By Liu Linlin (Global Times)

11:02, June 21, 2013

Traditional Chinese culture considers seeds a gift from nature to humanity as they are free and belong to all, but in a globalized world this may be idealism. The US Supreme Court in May ruled in favor of Monsanto against American farmers, saying that farmers couldn't replant patented genetically modified (GM) seeds as this would violate a licensing agreement.

After the ruling, global rallies against Monsanto broke out in 52 countries bringing together millions of activists on May 25. Chinese also echoed the global protests against the biotechnology company and some leading figures in anti-GM campaigns were allegedly detained, according to Weibo posts.

Monsanto's Chinese headquarters in Beijing got extra security on May 25, but no media covered the rally.

But in a local context, the most important question is this: How is the seed market in China and are food supplies secure?

Foreign monopoly

To most consumers, corn and rice are simply corn and rice and few are able to tell organic varieties from non-organic ones.

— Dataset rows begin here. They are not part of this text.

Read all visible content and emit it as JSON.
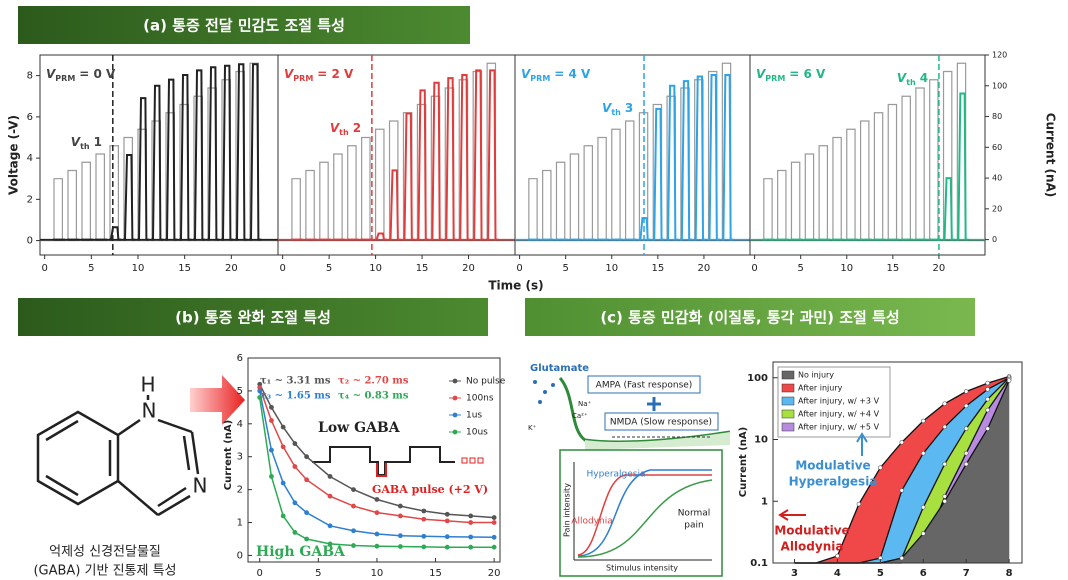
{
  "header_a": "(a) 통증 전달 민감도 조절 특성",
  "header_b": "(b) 통증 완화 조절 특성",
  "header_c": "(c) 통증 민감화 (이질통, 통각 과민) 조절 특성",
  "panel_a_xlabel": "Time (s)",
  "molecule": {
    "atoms": [
      "H",
      "N",
      "N"
    ],
    "caption": [
      "억제성 신경전달물질",
      "(GABA) 기반 진통제 특성"
    ]
  },
  "diagram": {
    "glutamate": "Glutamate",
    "ampa": "AMPA (Fast response)",
    "nmda": "NMDA (Slow response)",
    "ions": [
      "Na⁺",
      "Ca²⁺",
      "K⁺"
    ],
    "inset": {
      "hyperalgesia": "Hyperalgesia",
      "allodynia": "Allodynia",
      "normal": [
        "Normal",
        "pain"
      ],
      "ylabel": "Pain intensity",
      "xlabel": "Stimulus intensity"
    }
  },
  "chart_data": [
    {
      "type": "pulse",
      "x": [
        1,
        2.5,
        4,
        5.5,
        7,
        8.5,
        10,
        11.5,
        13,
        14.5,
        16,
        17.5,
        19,
        20.5,
        22
      ],
      "series": [
        {
          "color": "#9a9a9a",
          "values": [
            3,
            3.4,
            3.8,
            4.2,
            4.6,
            5,
            5.4,
            5.8,
            6.2,
            6.6,
            7,
            7.4,
            7.8,
            8.2,
            8.6
          ]
        },
        {
          "color": "#222222",
          "axis": "y2",
          "values": [
            0,
            0,
            0,
            0,
            8,
            55,
            92,
            100,
            104,
            107,
            110,
            112,
            113,
            114,
            114
          ]
        }
      ],
      "annotation": {
        "v": "V",
        "sub": "PRM",
        "rest": "= 0 V"
      },
      "threshold": {
        "x": 7.3,
        "label": {
          "v": "V",
          "sub": "th",
          "rest": "1"
        }
      },
      "xlim": [
        -0.5,
        25
      ],
      "xticks": [
        0,
        5,
        10,
        15,
        20
      ],
      "ylim": [
        -0.7,
        9
      ],
      "yticks": [
        0,
        2,
        4,
        6,
        8
      ],
      "ylabel": "Voltage (-V)",
      "y2lim": [
        -10,
        120
      ]
    },
    {
      "type": "pulse",
      "x": [
        1,
        2.5,
        4,
        5.5,
        7,
        8.5,
        10,
        11.5,
        13,
        14.5,
        16,
        17.5,
        19,
        20.5,
        22
      ],
      "series": [
        {
          "color": "#9a9a9a",
          "values": [
            3,
            3.4,
            3.8,
            4.2,
            4.6,
            5,
            5.4,
            5.8,
            6.2,
            6.6,
            7,
            7.4,
            7.8,
            8.2,
            8.6
          ]
        },
        {
          "color": "#e03c3c",
          "axis": "y2",
          "values": [
            0,
            0,
            0,
            0,
            0,
            0,
            4,
            45,
            82,
            97,
            102,
            105,
            107,
            110,
            110
          ]
        }
      ],
      "annotation": {
        "v": "V",
        "sub": "PRM",
        "rest": "= 2 V"
      },
      "threshold": {
        "x": 9.6,
        "label": {
          "v": "V",
          "sub": "th",
          "rest": "2"
        }
      },
      "xlim": [
        -0.5,
        25
      ],
      "xticks": [
        0,
        5,
        10,
        15,
        20
      ],
      "ylim": [
        -0.7,
        9
      ],
      "y2lim": [
        -10,
        120
      ]
    },
    {
      "type": "pulse",
      "x": [
        1,
        2.5,
        4,
        5.5,
        7,
        8.5,
        10,
        11.5,
        13,
        14.5,
        16,
        17.5,
        19,
        20.5,
        22
      ],
      "series": [
        {
          "color": "#9a9a9a",
          "values": [
            3,
            3.4,
            3.8,
            4.2,
            4.6,
            5,
            5.4,
            5.8,
            6.2,
            6.6,
            7,
            7.4,
            7.8,
            8.2,
            8.6
          ]
        },
        {
          "color": "#2ea3e6",
          "axis": "y2",
          "values": [
            0,
            0,
            0,
            0,
            0,
            0,
            0,
            0,
            14,
            85,
            100,
            103,
            106,
            107,
            107
          ]
        }
      ],
      "annotation": {
        "v": "V",
        "sub": "PRM",
        "rest": "= 4 V"
      },
      "threshold": {
        "x": 13.5,
        "label": {
          "v": "V",
          "sub": "th",
          "rest": "3"
        }
      },
      "xlim": [
        -0.5,
        25
      ],
      "xticks": [
        0,
        5,
        10,
        15,
        20
      ],
      "ylim": [
        -0.7,
        9
      ],
      "y2lim": [
        -10,
        120
      ]
    },
    {
      "type": "pulse",
      "x": [
        1,
        2.5,
        4,
        5.5,
        7,
        8.5,
        10,
        11.5,
        13,
        14.5,
        16,
        17.5,
        19,
        20.5,
        22
      ],
      "series": [
        {
          "color": "#9a9a9a",
          "values": [
            3,
            3.4,
            3.8,
            4.2,
            4.6,
            5,
            5.4,
            5.8,
            6.2,
            6.6,
            7,
            7.4,
            7.8,
            8.2,
            8.6
          ]
        },
        {
          "color": "#22b883",
          "axis": "y2",
          "values": [
            0,
            0,
            0,
            0,
            0,
            0,
            0,
            0,
            0,
            0,
            0,
            0,
            0,
            40,
            95
          ]
        }
      ],
      "annotation": {
        "v": "V",
        "sub": "PRM",
        "rest": "= 6 V"
      },
      "threshold": {
        "x": 20,
        "label": {
          "v": "V",
          "sub": "th",
          "rest": "4"
        }
      },
      "xlim": [
        -0.5,
        25
      ],
      "xticks": [
        0,
        5,
        10,
        15,
        20
      ],
      "ylim": [
        -0.7,
        9
      ],
      "y2lim": [
        -10,
        120
      ],
      "y2ticks": [
        0,
        20,
        40,
        60,
        80,
        100,
        120
      ],
      "y2label": "Current (nA)"
    },
    {
      "type": "scatter-fit",
      "x": [
        0,
        1,
        2,
        3,
        4,
        6,
        8,
        10,
        12,
        14,
        16,
        18,
        20
      ],
      "series": [
        {
          "name": "No pulse",
          "color": "#555555",
          "values": [
            5.2,
            4.5,
            3.9,
            3.4,
            3.0,
            2.4,
            2.0,
            1.7,
            1.5,
            1.35,
            1.25,
            1.2,
            1.15
          ]
        },
        {
          "name": "100ns",
          "color": "#e04848",
          "values": [
            5.1,
            4.1,
            3.3,
            2.7,
            2.3,
            1.8,
            1.5,
            1.3,
            1.2,
            1.1,
            1.05,
            1.0,
            1.0
          ]
        },
        {
          "name": "1us",
          "color": "#2f7fd0",
          "values": [
            5.0,
            3.2,
            2.2,
            1.6,
            1.3,
            0.9,
            0.75,
            0.65,
            0.6,
            0.58,
            0.57,
            0.56,
            0.55
          ]
        },
        {
          "name": "10us",
          "color": "#2eaa55",
          "values": [
            4.8,
            2.4,
            1.2,
            0.7,
            0.5,
            0.35,
            0.3,
            0.28,
            0.27,
            0.26,
            0.25,
            0.25,
            0.25
          ]
        }
      ],
      "fit_labels": [
        "τ₁ ~ 3.31 ms",
        "τ₂ ~ 2.70 ms",
        "τ₃ ~ 1.65 ms",
        "τ₄ ~ 0.83 ms"
      ],
      "annotations": {
        "low": "Low GABA",
        "high": "High GABA",
        "pulse": "GABA pulse (+2 V)"
      },
      "xlim": [
        -1,
        20.5
      ],
      "xticks": [
        0,
        5,
        10,
        15,
        20
      ],
      "ylim": [
        -0.2,
        6
      ],
      "yticks": [
        0,
        1,
        2,
        3,
        4,
        5,
        6
      ],
      "ylabel": "Current (nA)",
      "legend": "upper right"
    },
    {
      "type": "area",
      "log_y": true,
      "x": [
        3,
        3.5,
        4,
        4.5,
        5,
        5.5,
        6,
        6.5,
        7,
        7.5,
        8
      ],
      "series": [
        {
          "name": "No injury",
          "color": "#666666",
          "values": [
            0.1,
            0.1,
            0.1,
            0.1,
            0.1,
            0.12,
            0.3,
            1,
            4,
            15,
            90
          ]
        },
        {
          "name": "After injury",
          "color": "#f04848",
          "values": [
            0.1,
            0.1,
            0.13,
            0.9,
            3.5,
            9,
            20,
            38,
            60,
            82,
            105
          ]
        },
        {
          "name": "After injury, w/ +3 V",
          "color": "#5bb8f0",
          "values": [
            0.1,
            0.1,
            0.1,
            0.1,
            0.12,
            1.5,
            6,
            16,
            35,
            65,
            100
          ]
        },
        {
          "name": "After injury, w/ +4 V",
          "color": "#a8e040",
          "values": [
            0.1,
            0.1,
            0.1,
            0.1,
            0.1,
            0.12,
            0.8,
            4,
            15,
            45,
            100
          ]
        },
        {
          "name": "After injury, w/ +5 V",
          "color": "#b98be0",
          "values": [
            0.1,
            0.1,
            0.1,
            0.1,
            0.1,
            0.1,
            0.15,
            1.2,
            6,
            30,
            95
          ]
        }
      ],
      "annotations": {
        "hyperalgesia": [
          "Modulative",
          "Hyperalgesia"
        ],
        "allodynia": [
          "Modulative",
          "Allodynia"
        ]
      },
      "xlim": [
        2.5,
        8.3
      ],
      "xticks": [
        3,
        4,
        5,
        6,
        7,
        8
      ],
      "ylim": [
        0.1,
        180
      ],
      "yticks": [
        0.1,
        1,
        10,
        100
      ],
      "ylabel": "Current (nA)",
      "legend": "upper left"
    }
  ]
}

Almost none of them are able to further sub-categorize these or know that the grains and vegetables they eat may have been modified due to foreign origins.

"We have domestic seeds and foreign ones. But vegetables such as tomatoes, cucumbers, cabbages and peppers are basically from global corporations such as the Swiss-based Syngenta," Wang Zhenli, a senior horticulturist from Beijing Futong Environmental Engineering Ltd. told the Global Times.

"These foreign companies have branches and bases in China where they breed these seeds. Their seeds are better than domestic ones in fighting pests and diseases so they tend to be more competitive," Wang said.

China is the second largest country in the world in terms of seed demand, with a market value estimated at 60 billion yuan ($9.8 billion). The annual seed import amounts to around 15,000 tons, according to the People's Daily.

This large market has drawn foreign companies to China and though Wang's firm uses seeds without breeding them, he still feels there is the urgent need to break the seed monopoly.